Blog

Using ObservableHQ notebooks for gathering and transforming data in digital research

We’ve recently been experimenting with the use of ObservableHQ notebooks for gathering and transforming data in the context of digital research. This post walks through a few recent examples of notebooks from recent Public Data Lab projects.

In one project we wanted to use the CrowdTangle “Links” API to fetch data about how certain web pages were shared online and across different platforms.
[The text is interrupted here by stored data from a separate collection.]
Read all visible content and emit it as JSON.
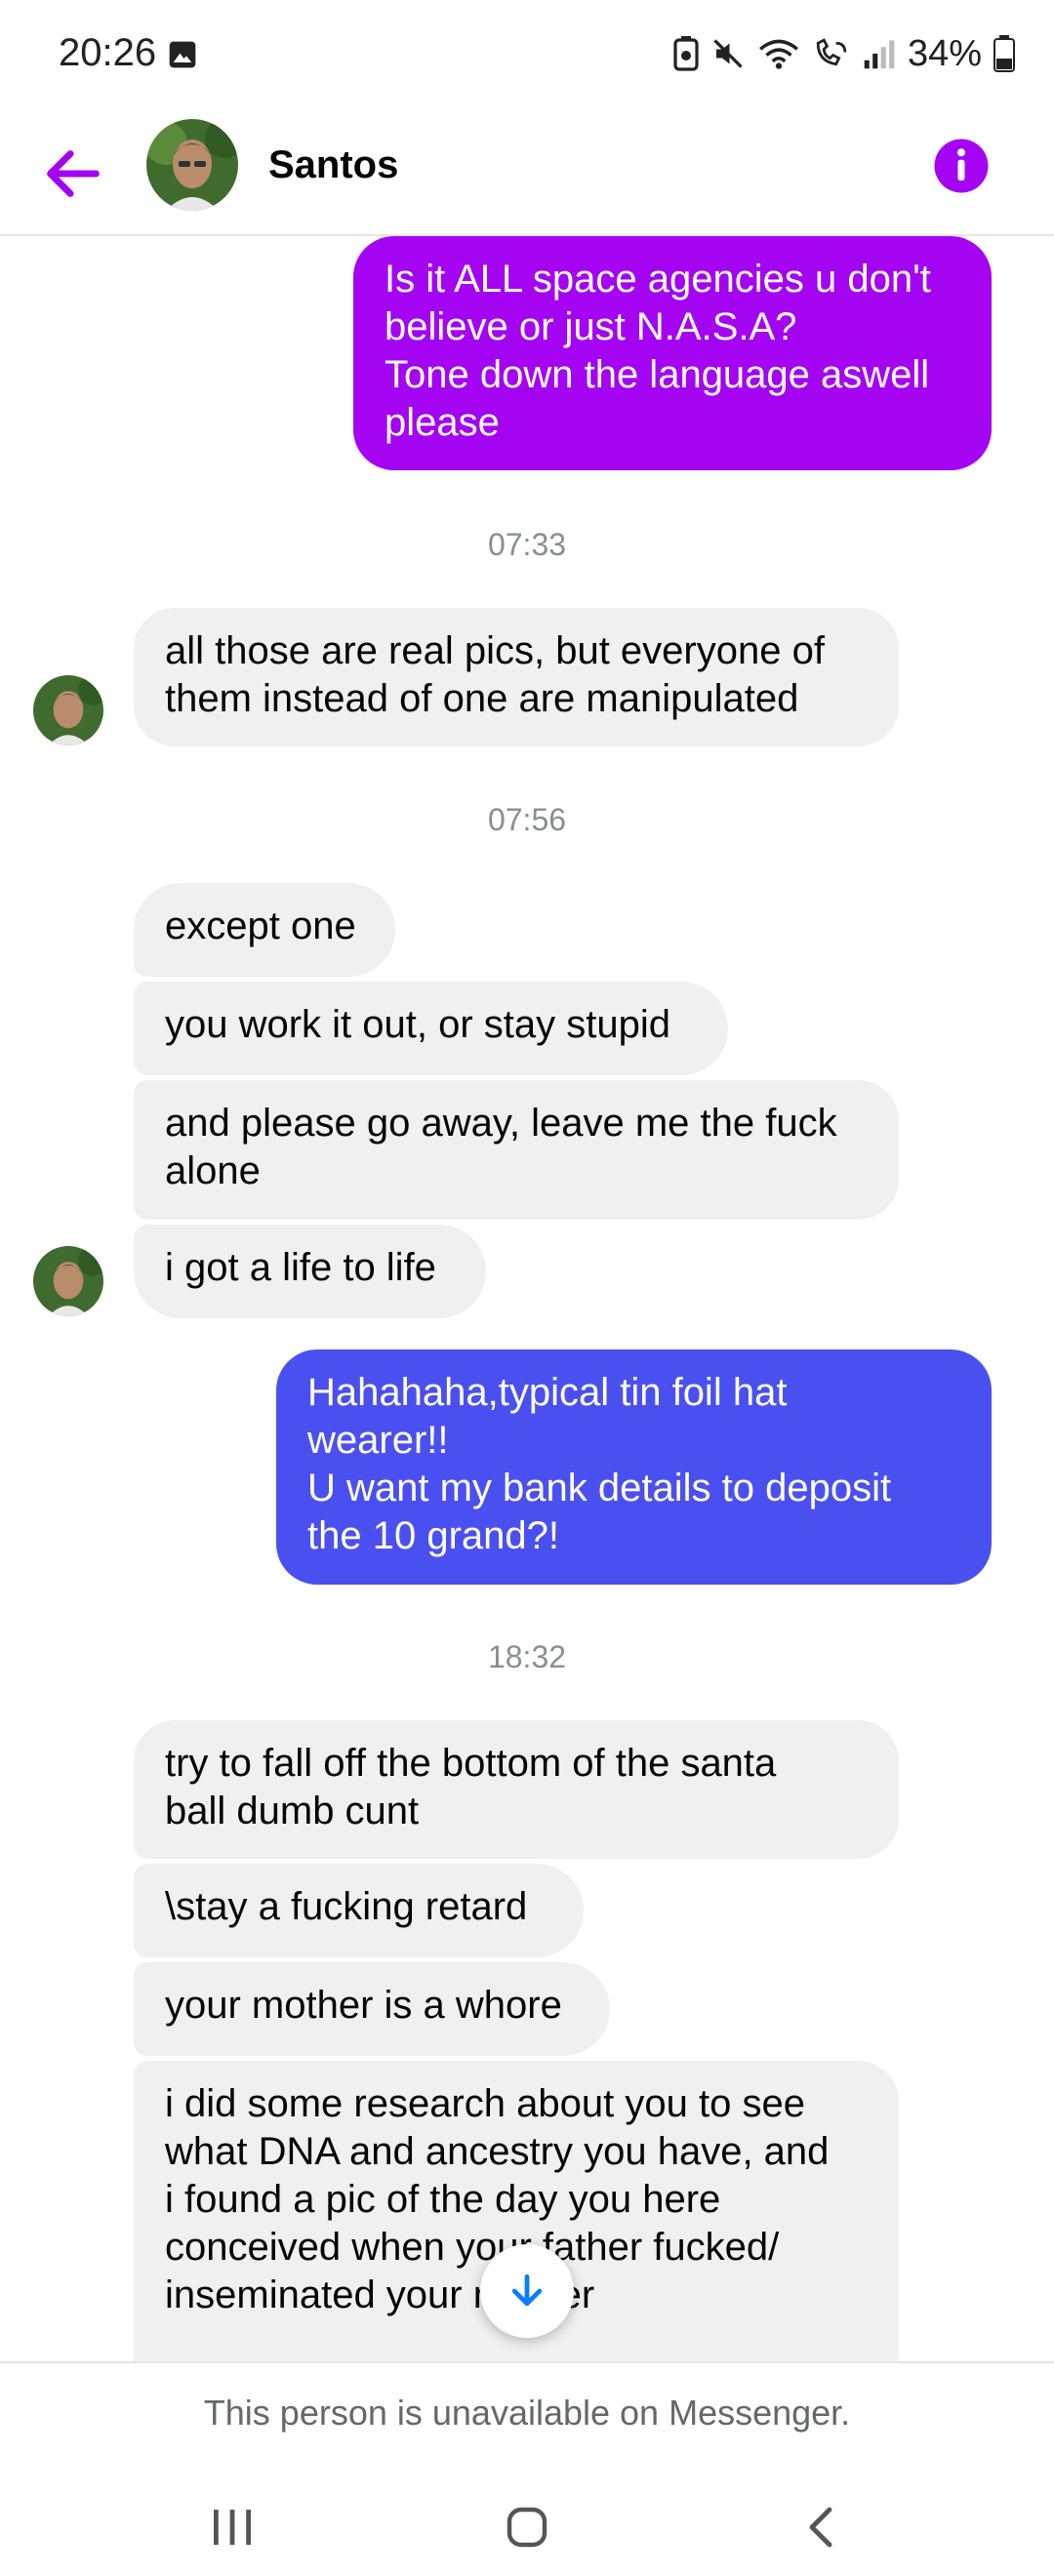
{
  "status_bar": {
    "time": "20:26",
    "battery_percent": "34%",
    "icons": [
      "gallery-icon",
      "battery-saver-icon",
      "mute-icon",
      "wifi-icon",
      "wifi-calling-icon",
      "signal-icon",
      "battery-icon"
    ]
  },
  "header": {
    "contact_name": "Santos",
    "accent_color": "#a404f2"
  },
  "messages": [
    {
      "from": "me",
      "text": "Is it ALL space agencies u don't\nbelieve or just N.A.S.A?\nTone down the language aswell\nplease"
    },
    {
      "type": "timestamp",
      "text": "07:33"
    },
    {
      "from": "them",
      "text": "all those are real pics, but everyone of\nthem instead of one are manipulated"
    },
    {
      "type": "timestamp",
      "text": "07:56"
    },
    {
      "from": "them",
      "text": "except one"
    },
    {
      "from": "them",
      "text": "you work it out, or stay stupid"
    },
    {
      "from": "them",
      "text": "and please go away, leave me the fuck\nalone"
    },
    {
      "from": "them",
      "text": "i got a life to life"
    },
    {
      "from": "me",
      "text": "Hahahaha,typical tin foil hat\nwearer!!\nU want my bank details to deposit\nthe 10 grand?!"
    },
    {
      "type": "timestamp",
      "text": "18:32"
    },
    {
      "from": "them",
      "text": "try to fall off the bottom of the santa\nball dumb cunt"
    },
    {
      "from": "them",
      "text": "\\stay a fucking retard"
    },
    {
      "from": "them",
      "text": "your mother is a whore"
    },
    {
      "from": "them",
      "text": "i did some research about you to see\nwhat DNA and ancestry you have, and\ni found a pic of the day you here\nconceived when your father fucked/\ninseminated your mother"
    }
  ],
  "colors": {
    "outgoing_purple": "#a404f2",
    "outgoing_blue": "#4a50f0",
    "incoming_gray": "#f0f0f0"
  },
  "footer": {
    "text": "This person is unavailable on Messenger."
  },
  "nav": {
    "icons": [
      "recent-apps-icon",
      "home-icon",
      "back-icon"
    ]
  }
}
After gaining access to relevant end points, we could adopt different means to call the APIs and retrieve data: such as using something like Postman (a general-purpose interface to call endpoints), or writing custom scripts (for example in Python or Javascript).

Code notebooks are a third option that lies somewhere in between these options. Designed for programmers, notebooks allow for iterative manipulation and experimentation with code whilst keeping track of creative processes by commenting on the thinking behind each step.

Notebooks allow us to both write and run custom scripts as well as creating simple interfaces for those who may not code. Thus we can use them to help researchers, students and external collaborators to collect data, making it easier to call APIs, setting parameters, or perform manipulations.

ObservableHQ is one solution for writing programming notebooks, it runs in the browser and is oriented towards data and visualisations (“We believe thinking with data is an essential skill for the future”). Hence, we thought it could be a good starting point for what we wanted to do.

Screen capture of a notebook

The first notebook that we produced allows researchers to call CrowdTangle APIs in a simplified way: it exposes calls parameters and, contextually, it provides explanations and warnings about how to set them. For instance, it transforms the selection of platforms into checkboxes or the interval between calls into a slider (with a warning about rate-limits). The insertion of dates and other parameters can also be facilitated.

Examples of input fields

Data can be browsed in tabular form or downloaded as a CSV or JSON.

Examples of data

Notebooks can be used for a lot of diverse tasks. For instance, we produced a notebook that extracts hashtags from a list of posts and formats the data so to be used in Table2Net. One for extracting URLs and domain names from texts. Another one is dedicated to extending shortened URLs.

The last example was a case where it was necessary to implement a back-end service. Notebooks in ObservableHQ, indeed, run as front-end browser Javascript, therefore certain operations are tricky or impossible (this is one of their main limitations).

However, there are also many advantages. Notebooks are very flexible and easy to be transform and adjust: we can start gathering and exploring data and, after a couple of iterations, we can decide how best to structure it. We can add and remove parts of the interface almost instantly and we can embed functions (“cells”) from other notebooks, such as an emoji loading bar. The possibility to reuse or modify an entire notebook, or just a part of it, is very useful to build on the work done by other researchers and quickly bootstrap new tools as we need them.

Notebooks are particularly useful as part of exploratory research approaches where you are iteratively refining and adjusting research questions and seeing what is possible as you adjust various settings (e.g. the structure of the data, the parameters of the APIs).

An unusual loading bar, which can be imported into your notebook.

So far these projects have been used in the context of investigations with journalists on the Infodemic project, as well as in ongoing research and collaborations around DeSmog’s Climate Disinformation Database (including a prize-winning undergraduate thesis on this topic).

As per the working principles of the Public Data Lab, all of these notebooks are open-source (MIT license) and you are most welcome to use, transform and adjust them to your own work. If you use them for a project of piece of research, or if you’re also using code notebooks for we’d love to hear from you!

Here’s a full list of the notebooks mentioned in this post:

“Data critique and platform dependencies: How to study social media data?”, Digital Methods Winter School and Data Sprint 2022

Applications are now open for the Digital Methods Winter School and Data Sprint 2022 which is on the theme of “Data critique and platform dependencies: How to study social media data?“.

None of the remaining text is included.